College of Engineering, Osmania University,
- Type: Education and Research Institution
- Established: 1929
- Affiliations: Osmania University
- Location: Hyderabad, Telangana, India
- Campus: Urban;
- Website: uceou

= University College of Engineering, Osmania University =

Engineering college in Hyderabad, Telangana, India

The University College of Engineering, Osmania University (UCE) is an autonomous engineering college located in Hyderabad, India. The college offers undergraduate B.E. and postgraduate M.E. courses.

==History==

Established in 1929 the University College of Engineering is the oldest and the biggest in Telangana. Established in 1929, eleven years after the formation of Osmania University, it was the sixth engineering college to be established in the whole of British India.

The college moved to its present permanent building in 1947. Today it is the biggest among the campus colleges of Osmania University.

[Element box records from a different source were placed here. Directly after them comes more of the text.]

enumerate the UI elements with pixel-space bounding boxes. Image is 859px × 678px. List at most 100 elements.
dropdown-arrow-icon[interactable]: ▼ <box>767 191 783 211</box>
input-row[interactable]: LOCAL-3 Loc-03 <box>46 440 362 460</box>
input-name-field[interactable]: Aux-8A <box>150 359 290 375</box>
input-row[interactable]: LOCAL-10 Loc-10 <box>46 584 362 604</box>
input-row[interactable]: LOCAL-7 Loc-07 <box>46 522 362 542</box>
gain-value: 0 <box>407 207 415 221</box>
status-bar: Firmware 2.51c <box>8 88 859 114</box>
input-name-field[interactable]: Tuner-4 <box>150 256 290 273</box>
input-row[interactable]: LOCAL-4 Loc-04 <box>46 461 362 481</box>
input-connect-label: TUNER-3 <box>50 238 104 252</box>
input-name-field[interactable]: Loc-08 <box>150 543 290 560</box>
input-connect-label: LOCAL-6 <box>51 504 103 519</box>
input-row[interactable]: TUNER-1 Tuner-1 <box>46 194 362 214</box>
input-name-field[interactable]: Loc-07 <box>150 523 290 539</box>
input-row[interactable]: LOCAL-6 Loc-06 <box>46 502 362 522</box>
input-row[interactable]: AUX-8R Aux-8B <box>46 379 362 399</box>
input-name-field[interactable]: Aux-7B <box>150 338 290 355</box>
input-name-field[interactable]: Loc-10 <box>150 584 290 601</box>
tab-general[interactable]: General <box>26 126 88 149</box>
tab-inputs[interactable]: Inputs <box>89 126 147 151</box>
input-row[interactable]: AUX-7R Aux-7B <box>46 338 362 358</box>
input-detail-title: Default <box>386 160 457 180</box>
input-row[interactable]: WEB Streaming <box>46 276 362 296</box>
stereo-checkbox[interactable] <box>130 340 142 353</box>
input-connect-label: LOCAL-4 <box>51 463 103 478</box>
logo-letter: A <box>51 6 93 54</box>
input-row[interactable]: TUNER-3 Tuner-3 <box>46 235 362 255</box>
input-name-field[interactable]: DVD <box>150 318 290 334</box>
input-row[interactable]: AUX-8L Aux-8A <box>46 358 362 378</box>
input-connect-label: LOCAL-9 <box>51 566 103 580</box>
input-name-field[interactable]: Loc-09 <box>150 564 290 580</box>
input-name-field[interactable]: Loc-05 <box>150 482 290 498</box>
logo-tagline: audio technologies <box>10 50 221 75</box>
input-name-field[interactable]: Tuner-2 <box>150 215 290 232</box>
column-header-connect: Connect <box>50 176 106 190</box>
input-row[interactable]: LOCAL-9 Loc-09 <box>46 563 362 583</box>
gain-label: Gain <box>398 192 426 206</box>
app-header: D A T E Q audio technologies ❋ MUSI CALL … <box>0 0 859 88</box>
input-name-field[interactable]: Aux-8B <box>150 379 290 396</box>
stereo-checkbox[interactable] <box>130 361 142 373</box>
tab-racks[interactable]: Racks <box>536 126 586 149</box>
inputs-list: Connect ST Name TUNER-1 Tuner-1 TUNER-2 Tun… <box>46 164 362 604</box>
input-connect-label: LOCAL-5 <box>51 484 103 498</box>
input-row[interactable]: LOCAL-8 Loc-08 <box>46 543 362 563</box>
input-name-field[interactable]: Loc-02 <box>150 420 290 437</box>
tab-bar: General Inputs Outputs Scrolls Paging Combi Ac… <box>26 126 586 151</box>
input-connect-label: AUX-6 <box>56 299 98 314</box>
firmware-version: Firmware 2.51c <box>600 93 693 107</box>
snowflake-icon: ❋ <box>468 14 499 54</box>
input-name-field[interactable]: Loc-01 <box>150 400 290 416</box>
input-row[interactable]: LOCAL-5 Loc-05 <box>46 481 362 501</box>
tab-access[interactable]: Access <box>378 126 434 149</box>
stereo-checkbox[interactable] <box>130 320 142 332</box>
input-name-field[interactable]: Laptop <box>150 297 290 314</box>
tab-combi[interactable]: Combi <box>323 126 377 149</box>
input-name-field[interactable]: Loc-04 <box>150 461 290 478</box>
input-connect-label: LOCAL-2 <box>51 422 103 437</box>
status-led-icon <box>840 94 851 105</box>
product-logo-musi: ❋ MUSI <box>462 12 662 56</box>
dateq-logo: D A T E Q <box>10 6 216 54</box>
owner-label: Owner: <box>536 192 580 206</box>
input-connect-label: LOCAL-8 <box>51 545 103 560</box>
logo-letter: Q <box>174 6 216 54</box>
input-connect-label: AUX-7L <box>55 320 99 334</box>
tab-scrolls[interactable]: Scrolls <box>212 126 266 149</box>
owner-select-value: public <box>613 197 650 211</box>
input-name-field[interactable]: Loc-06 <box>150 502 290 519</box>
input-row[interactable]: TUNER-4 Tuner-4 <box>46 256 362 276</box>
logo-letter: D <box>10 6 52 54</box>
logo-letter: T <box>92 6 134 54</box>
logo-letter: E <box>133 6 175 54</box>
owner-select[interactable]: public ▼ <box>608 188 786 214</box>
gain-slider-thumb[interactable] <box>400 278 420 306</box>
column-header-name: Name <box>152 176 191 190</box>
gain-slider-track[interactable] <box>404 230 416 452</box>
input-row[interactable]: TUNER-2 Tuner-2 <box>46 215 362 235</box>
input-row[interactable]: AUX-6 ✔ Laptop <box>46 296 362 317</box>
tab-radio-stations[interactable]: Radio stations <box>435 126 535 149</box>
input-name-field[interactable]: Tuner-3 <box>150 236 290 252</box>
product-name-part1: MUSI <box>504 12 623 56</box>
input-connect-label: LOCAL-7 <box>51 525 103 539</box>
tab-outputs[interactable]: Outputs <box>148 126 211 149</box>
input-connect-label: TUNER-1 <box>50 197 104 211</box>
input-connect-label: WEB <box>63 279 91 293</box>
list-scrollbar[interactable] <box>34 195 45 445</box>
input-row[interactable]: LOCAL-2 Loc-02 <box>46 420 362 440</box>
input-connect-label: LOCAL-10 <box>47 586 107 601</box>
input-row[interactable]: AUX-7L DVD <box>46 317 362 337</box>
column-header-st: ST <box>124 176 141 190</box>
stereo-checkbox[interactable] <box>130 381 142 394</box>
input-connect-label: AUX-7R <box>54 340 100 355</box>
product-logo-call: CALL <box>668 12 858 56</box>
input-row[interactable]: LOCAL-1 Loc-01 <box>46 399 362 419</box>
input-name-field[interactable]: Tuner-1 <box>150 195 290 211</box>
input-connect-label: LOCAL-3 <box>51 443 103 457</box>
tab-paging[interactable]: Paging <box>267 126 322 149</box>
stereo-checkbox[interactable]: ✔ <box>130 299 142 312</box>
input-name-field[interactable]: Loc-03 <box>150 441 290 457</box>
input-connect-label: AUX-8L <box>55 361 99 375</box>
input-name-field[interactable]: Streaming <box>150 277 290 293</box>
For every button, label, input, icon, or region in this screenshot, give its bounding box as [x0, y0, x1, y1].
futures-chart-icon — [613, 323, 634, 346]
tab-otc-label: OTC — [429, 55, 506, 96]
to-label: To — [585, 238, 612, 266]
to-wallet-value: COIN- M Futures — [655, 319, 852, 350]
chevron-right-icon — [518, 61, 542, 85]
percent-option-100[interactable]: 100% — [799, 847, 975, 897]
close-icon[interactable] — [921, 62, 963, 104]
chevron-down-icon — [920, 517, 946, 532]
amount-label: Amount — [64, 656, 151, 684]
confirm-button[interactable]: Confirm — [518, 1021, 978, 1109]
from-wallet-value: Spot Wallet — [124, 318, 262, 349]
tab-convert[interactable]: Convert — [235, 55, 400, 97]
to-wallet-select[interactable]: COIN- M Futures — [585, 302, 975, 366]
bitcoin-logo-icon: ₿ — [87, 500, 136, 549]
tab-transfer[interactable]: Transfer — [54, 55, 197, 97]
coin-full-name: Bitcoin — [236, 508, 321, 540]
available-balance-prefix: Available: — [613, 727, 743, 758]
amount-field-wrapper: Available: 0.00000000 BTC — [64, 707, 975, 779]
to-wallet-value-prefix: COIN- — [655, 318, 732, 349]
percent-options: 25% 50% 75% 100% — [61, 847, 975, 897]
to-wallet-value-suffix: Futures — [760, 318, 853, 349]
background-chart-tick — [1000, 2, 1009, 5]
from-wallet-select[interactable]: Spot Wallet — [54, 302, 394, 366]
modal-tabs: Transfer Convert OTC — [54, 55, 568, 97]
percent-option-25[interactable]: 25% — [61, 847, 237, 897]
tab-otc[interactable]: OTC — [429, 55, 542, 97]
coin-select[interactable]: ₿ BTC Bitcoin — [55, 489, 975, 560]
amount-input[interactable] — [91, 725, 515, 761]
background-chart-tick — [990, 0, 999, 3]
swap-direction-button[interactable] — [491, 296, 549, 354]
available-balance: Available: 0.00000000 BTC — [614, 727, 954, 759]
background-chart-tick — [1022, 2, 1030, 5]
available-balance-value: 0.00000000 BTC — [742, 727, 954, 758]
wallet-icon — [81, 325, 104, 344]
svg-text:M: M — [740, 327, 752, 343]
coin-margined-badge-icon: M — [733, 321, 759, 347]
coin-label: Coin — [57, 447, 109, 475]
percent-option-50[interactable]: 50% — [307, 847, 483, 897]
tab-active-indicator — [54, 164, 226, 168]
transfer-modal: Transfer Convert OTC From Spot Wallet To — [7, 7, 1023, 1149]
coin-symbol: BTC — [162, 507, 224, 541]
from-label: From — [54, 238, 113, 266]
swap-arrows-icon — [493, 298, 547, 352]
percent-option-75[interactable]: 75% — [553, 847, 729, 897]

The college was conferred autonomous status in 1994.

==Departments==
The college has the following departments:
- Artificial intelligence and Machine Learning
- Biomedical Engineering
- Civil Engineering
- Computer Science and Engineering
- Electrical Engineering
- Electronics and Communication Engineering
- Mechanical Engineering
- Mining Engineering
- Chemistry
- Physics
- English
- Mathematics

== Ranking ==

Among government engineering colleges in India, UCE was ranked 24 by Outlook India in 2021. It is ranked in the band 100-150 among engineering colleges by the National Institutional Ranking Framework (NIRF) in 2023.